Tract du 30 mai 1968

CONTRE LES MONOPOLES
CONTRE LE FASCISME
ORGANISONS LE POUVOIR POPULAIRE RÉVOLUTIONNAIRE

Dans son discours du 30 Mai, De Gaulle, Président de la République depuis le coup de force du 13 Mai, réapparaît sans fard sous le visage d’autocrate et de chef de parti au service des intérêts de la grande bourgeoisie monopoliste.

Plutôt que d’accorder aux étudiants, aux paysans, aux travailleurs la satisfaction de toutes leurs aspirations tant sur le plan politique que sur le plan économique, De Gaulle préfère déclarer la guerre au peuple.

Sous la pression de la réprobation populaire qui a gagné les rangs mêmes de ses supporters, De Gaulle s’est trouvé contraint d’abandonner son projet de référendum plébiscitaire.

Mais, en stratège rusé et tenace, il manœuvre pour annuler les effets désastreux de cette défaite et lance des attaques de forme nouvelle : en premier lieu, il dissout l’assemblée nationale.

En agissant de la sorte, il manifeste le mépris dans lequel la haute bourgeoisie tient le système parlemen taire lorsqu’il risque de ne plus la servir.

Il apporte ainsi la prouve de la vanité, réaffirmée depuis des années par les marxistes-léninistes, de la fameuse “voie pacifique” ou “parlementaire” prônée par les dirigeants révisionnistes du parti “communiste” français pour assurer le passage du capitalisme au socialisme.

Le discours menaçant de De Gaulle a les mêmes accents que ceux de tous les apprentis dictateurs de l’histoire. Il est dans le plus pur style du 18 Brumaire et du 2 Décembre.

Mais depuis lors le peuple a beaucoup appris et n’est pas disposé à se laisser intimider par le chantage à la violence de classe proféré au nom de la classe exploiteuse au pouvoir.

De Gaulle a certes “envisage” toutes les situations possibles, il le révèle lui-même.

C’est-à-dire que son prétendu voyage à Colombey-les-deux-églises n’a été en vérité qu’une tournée d’état-major des forces de la bourgeoisie, il n’est pas impossible même qu’un contact secret ait été établi avec le gouvernement de l’Allemagne fédérale, qui craint comme le feu que ne s’instaure en France un régime socialiste qui constituerait un dangereux exemple pour les travailleurs et les étudiants d’Outre-Rhin.

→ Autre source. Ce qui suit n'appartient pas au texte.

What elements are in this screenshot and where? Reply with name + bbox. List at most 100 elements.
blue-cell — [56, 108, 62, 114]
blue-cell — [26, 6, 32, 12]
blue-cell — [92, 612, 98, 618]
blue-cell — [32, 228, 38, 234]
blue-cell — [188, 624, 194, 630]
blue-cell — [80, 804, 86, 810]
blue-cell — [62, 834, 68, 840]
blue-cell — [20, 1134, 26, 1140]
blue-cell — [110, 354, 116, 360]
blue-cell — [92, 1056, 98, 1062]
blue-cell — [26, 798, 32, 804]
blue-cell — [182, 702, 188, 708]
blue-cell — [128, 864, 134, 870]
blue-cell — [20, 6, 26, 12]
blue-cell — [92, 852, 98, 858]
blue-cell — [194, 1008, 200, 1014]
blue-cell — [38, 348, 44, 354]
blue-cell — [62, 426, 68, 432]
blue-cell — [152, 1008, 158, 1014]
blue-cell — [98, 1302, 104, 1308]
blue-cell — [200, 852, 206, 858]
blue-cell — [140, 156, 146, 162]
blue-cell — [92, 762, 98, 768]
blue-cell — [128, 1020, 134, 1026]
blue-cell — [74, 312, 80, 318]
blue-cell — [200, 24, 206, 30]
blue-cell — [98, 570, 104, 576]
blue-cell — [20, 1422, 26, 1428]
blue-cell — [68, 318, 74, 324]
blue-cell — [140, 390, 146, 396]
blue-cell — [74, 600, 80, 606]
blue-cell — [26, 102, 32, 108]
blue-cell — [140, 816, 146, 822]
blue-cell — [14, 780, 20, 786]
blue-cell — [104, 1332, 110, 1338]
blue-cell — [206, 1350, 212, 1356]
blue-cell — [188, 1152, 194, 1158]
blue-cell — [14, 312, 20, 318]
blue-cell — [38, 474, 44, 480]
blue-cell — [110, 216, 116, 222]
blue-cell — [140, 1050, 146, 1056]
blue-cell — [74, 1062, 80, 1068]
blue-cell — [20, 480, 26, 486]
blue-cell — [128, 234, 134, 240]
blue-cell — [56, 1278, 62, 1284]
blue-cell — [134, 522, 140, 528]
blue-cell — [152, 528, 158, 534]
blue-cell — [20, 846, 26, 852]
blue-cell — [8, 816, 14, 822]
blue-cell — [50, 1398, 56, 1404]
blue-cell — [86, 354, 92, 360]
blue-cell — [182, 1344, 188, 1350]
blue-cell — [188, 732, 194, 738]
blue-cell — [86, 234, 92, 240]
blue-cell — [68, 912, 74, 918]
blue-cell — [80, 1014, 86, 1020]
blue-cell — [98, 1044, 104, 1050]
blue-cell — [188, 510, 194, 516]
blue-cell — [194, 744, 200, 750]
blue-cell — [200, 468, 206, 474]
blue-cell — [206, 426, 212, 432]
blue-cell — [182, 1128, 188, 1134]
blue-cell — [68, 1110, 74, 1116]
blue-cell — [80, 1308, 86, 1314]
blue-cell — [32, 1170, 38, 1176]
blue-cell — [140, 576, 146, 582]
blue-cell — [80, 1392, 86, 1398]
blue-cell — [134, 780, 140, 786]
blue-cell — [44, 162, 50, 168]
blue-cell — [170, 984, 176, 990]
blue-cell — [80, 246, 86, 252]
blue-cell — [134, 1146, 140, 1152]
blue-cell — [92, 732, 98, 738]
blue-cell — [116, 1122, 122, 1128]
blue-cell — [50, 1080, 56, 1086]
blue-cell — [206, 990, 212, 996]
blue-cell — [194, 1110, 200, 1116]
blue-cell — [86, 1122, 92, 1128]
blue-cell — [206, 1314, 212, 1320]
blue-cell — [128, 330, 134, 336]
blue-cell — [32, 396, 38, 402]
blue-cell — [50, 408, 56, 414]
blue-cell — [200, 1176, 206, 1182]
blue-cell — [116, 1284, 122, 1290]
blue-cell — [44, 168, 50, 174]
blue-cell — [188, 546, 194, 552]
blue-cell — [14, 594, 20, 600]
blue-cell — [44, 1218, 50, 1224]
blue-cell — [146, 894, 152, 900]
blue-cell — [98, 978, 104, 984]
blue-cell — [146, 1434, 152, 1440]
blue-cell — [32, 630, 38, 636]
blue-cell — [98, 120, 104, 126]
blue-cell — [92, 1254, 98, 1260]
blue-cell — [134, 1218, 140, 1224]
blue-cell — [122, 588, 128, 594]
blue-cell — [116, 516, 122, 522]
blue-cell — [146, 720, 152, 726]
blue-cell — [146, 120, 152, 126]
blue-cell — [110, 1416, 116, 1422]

En second lieu, De Gaulle lance un appel direct à ses propres groupes d1 “action civique”, dont on sait de longue date qu’ils sont encadrés par les pires aventuriers recrutés dans les milieux les plus tarés dans la “pègre’ la plus authentique, comme naguère le furent sous Pétain les “milices” de triste mémoire.

Déjà, hier soir, la plus fine fleur de la bourgeoisie réactionnaire de Paris s’est livrée à une manifestation anti-ouvrière de grande ampleur, pour la défense de ses privilèges de classe.

Hier également, le Préfet de Strasbourg a lancé un appel public aux militants de l’U.D. Vème ALSACE pour qu’ils s’organisent en troupes de combat. La neutralité légale des plus hauts fonctionnaires départementaux s’est trouvée là violée avec cynisme.

Face à cette levée en masse des troupes gaullistes et fascistes, face à cette initiative grosse de violence prise par le chef de la grande bourgeoisie monopoliste, les larges masses laborieuses du peuple doivent avant tout compter sur elles-mêmes, prendre conscience de la force irrésistible qu’elles représentent si elles savent s’unir et s’organiser dans la lutte.

Seule, en effet, l’unité révolutionnaire la plus totale des ouvriers, des paysans, des étudiants est susceptible de permettre au peuple d’opposer au fascisme la volonté démocratique de la nation, de faire triompher ses aspirations en renversant le pouvoir des monopoles, en établissant un pouvoir populaire révolutionnaire.

Face à la violation de la profonde volonté souveraine du peuple, seule légitimité historique valable, les travailleurs, où qu’ils soient, doivent constituer leurs propres organisations de lutte.

Partout il est indispensable d’organiser très vite des comité d’action à la base, regroupant les hommes et les femmes de toutes origines politiques, philosophiques et mêmes confessionnelles présentant cette seule caractéristique commune qu’ils sont décidés à se dresser contre le pouvoir des monopoles, contre les fascistes.

Dans les usines, les grévistes qui disposent des moyens de production, doivent envisager dans un proche avenir qu’ils seraient conduits à en assurer eux-même la gestion au bénéficedu peuple.

II est positif à cet égard que dans certaines villes se soient déjà organisés des systèmes de paiement par tickets syndicaux substitués à la monnaie courante.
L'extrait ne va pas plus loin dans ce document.